What makes the unconscionable military actions even harder to bear is the dearth of media coverage in the UK and US, and the relative absence of internal criticism in these countries. Californian congressman Ro Khanna recently introduced a House Resolution in the US Congress that refers to the humanitarian crisis in Yemen, and it notes that the country may soon face a “full-scale famine” – but even this resolution could only pass without language that condemns the Saudis for their chronic indifference to civilian casualties.
In “The Great War for Civilisation” the veteran Middle East reporter Robert Fisk points out that Turkey carried out its genocidal campaign against the Armenians – the first genocide in the twentieth century – in full view of the Western world. “Across the world—and especially in the United States—newspapers gave immense prominence to the genocide. [As early as 1914] The New York Times distinguished itself with near daily coverage of the slaughter, rape, dispossession and extermination of the Armenians.” Yet the world virtually ignored these atrocities.

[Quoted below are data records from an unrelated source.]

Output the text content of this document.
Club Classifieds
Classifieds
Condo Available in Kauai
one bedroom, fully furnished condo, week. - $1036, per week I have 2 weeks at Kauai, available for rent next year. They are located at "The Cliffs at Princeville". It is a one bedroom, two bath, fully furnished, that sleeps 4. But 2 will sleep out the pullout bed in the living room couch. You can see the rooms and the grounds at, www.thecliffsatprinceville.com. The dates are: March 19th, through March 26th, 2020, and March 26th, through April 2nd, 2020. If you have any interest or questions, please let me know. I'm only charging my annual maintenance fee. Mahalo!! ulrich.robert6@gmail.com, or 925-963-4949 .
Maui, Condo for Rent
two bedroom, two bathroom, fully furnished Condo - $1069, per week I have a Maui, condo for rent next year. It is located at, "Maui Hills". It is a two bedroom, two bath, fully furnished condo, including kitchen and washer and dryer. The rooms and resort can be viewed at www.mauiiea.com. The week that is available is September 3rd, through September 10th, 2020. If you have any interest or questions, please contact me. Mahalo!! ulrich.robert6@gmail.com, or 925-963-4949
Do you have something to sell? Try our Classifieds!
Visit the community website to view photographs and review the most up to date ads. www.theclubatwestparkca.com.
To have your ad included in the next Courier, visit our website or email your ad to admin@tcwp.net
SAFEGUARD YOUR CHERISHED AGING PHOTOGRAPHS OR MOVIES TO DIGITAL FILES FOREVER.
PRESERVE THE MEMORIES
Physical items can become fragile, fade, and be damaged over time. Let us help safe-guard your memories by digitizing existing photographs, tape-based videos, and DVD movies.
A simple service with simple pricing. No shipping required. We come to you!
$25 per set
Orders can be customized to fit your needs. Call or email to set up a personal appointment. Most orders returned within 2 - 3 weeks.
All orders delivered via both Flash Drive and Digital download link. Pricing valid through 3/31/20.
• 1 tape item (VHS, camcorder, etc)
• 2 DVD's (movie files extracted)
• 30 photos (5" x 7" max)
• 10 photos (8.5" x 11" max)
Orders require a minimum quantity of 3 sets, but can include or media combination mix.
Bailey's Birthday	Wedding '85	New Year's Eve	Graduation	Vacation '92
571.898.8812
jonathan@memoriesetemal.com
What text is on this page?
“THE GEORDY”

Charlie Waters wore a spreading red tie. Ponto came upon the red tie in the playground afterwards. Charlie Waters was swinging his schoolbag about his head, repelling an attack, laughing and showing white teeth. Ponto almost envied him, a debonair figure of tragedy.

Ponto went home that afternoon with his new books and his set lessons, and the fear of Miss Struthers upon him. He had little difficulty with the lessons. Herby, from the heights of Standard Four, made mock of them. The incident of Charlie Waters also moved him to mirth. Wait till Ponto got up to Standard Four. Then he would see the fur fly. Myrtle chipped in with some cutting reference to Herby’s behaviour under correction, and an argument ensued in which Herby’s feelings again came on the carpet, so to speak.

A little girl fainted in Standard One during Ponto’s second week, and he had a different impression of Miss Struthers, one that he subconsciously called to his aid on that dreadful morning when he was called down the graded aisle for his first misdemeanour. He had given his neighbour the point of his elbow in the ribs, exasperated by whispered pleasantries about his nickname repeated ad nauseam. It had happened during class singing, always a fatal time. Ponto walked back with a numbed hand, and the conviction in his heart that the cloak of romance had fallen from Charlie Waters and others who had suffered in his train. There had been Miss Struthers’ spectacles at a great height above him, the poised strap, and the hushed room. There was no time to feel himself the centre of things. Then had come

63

By 1919 between 800,000 and 1.5 million Armenians had been exterminated.
After the Holocaust the United Nations and other international instruments were meant to prevent the recurrence of such horrors but events in Cambodia, Rwanda and Bosnia – to cite only the most notorious cases – have shown how little this ideal has meant in terms of realpolitik. In 1994, for example, as the US dithered for weeks over whether it should expand a peacekeeping intervention in a civil conflict in Rwanda, 800,000 citizens were slaughtered. The current crisis in Yemen is another chastening reminder of how little the history of the last century has altered our capacity for observing political catastrophes from afar while doing almost nothing to prevent them.